Facilitating Cat Safety VR
Although new tech can sometimes seem complicated, Stricklin said unpacking, setting up and running the VR headset is a non-issue. “It’s so simple, we made a picture-by-picture instruction page and now anyone can set it up in three minutes,” he said.
“Our biggest challenge is that we only have one,” Stricklin said, adding that they intend to purchase more units in the future.
Originally, Stricklin and Jackson discussed having employees go through the VR training during the slow season, but Stricklin didn’t want to wait. Jackson came up with the idea to have a clerical employee head to the shop 45 minutes early a couple mornings each week alongside a couple members of the crew to run them through the training and then drive them out to the jobsite. On rainy days, they’ll run entire crews through the VR training.
As soon as all of the employees at Dunn Construction complete the VR training, Stricklin will take it to Dunn’s other three asphalt companies and eventually to its aggregate and concrete companies. Eventually, Dunn would like to have every one of its 1,800 employees experience the VR training.

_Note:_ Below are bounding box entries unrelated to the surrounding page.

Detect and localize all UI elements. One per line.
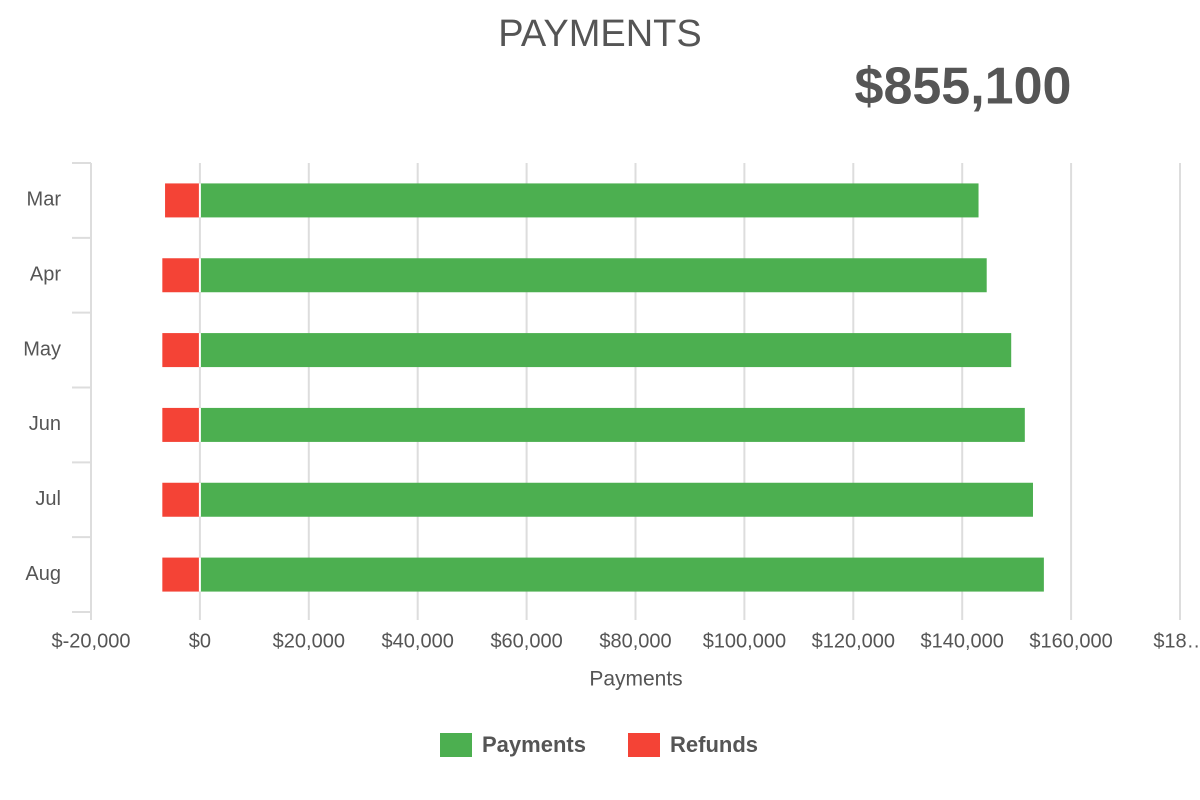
x-tick-label: $40,000	[382, 630, 454, 652]
legend-swatch	[628, 733, 660, 757]
y-tick-label: Apr	[30, 264, 61, 286]
bar	[162, 258, 200, 293]
x-tick-label: $160,000	[1029, 630, 1112, 652]
y-tick-label: Jun	[29, 413, 61, 435]
x-tick-label: $0	[189, 630, 211, 652]
legend-swatch	[440, 733, 472, 757]
legend-label: Payments	[482, 732, 586, 757]
bar	[199, 482, 1033, 517]
x-tick-label: $-20,000	[52, 630, 131, 652]
bar	[199, 183, 979, 218]
bar	[162, 557, 200, 592]
bar	[165, 183, 200, 218]
total: $855,100	[855, 58, 1072, 116]
x-axis-label: Payments	[589, 668, 682, 691]
x-tick-label: $80,000	[599, 630, 671, 652]
bar	[199, 557, 1044, 592]
x-tick-label: $18…	[1153, 630, 1200, 652]
y-tick-label: Aug	[25, 563, 61, 585]
x-tick-label: $120,000	[812, 630, 895, 652]
bar	[162, 482, 200, 517]
legend-label: Refunds	[670, 732, 758, 757]
x-tick-label: $20,000	[273, 630, 345, 652]
x-tick-label: $60,000	[490, 630, 562, 652]
chart-title: PAYMENTS	[498, 13, 701, 55]
x-tick-label: $100,000	[703, 630, 786, 652]
y-tick-label: Jul	[35, 488, 61, 510]
bar	[199, 407, 1025, 442]
x-tick-label: $140,000	[920, 630, 1003, 652]
bar	[162, 333, 200, 368]
bar	[199, 333, 1012, 368]
bar	[162, 407, 200, 442]
y-tick-label: Mar	[27, 189, 62, 211]
bar	[199, 258, 987, 293]
y-tick-label: May	[23, 338, 61, 360]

“Even though the modules focus on asphalt paving, the training has tangible safety benefits in other areas as well,” Stricklin said. They also look forward to Caterpillar adding new training modules to the program in the future. “As soon as we got the VR training, we immediately thought about how helpful it would be to have a training simulation for our quarries.”
Ganschow said Caterpillar intends to produce additional modules as they identify partners within the industry to help develop modules on other topics.
“We want to serve all industries where Cat is present, whether that’s mining or quarry, aggregate or construction,” Ganschow said. Their next module, he added, will most likely cover general safety on or around their equipment, specifically focusing on higher hazard maintenance and servicing tasks, as well as weather hazards, stability issues, and working safely within a dynamic environment where equipment is moving around. “There’s really no end to what we can simulate.”
For now, Dunn will continue to train its employees with the asphalt paving module currently available.
“When an Air Force guy comes into your organization and says he wants to buy a VR headset to replicate what you’ve been doing your whole life, it’s a hard sell,” Stricklin said. “Now, everyone’s saying, ‘What did we do without this for 141 years?’”
“Every aspect of the VR training is something we experience every single day,” Jackson said. “It’s an atmosphere where people can safely fail.”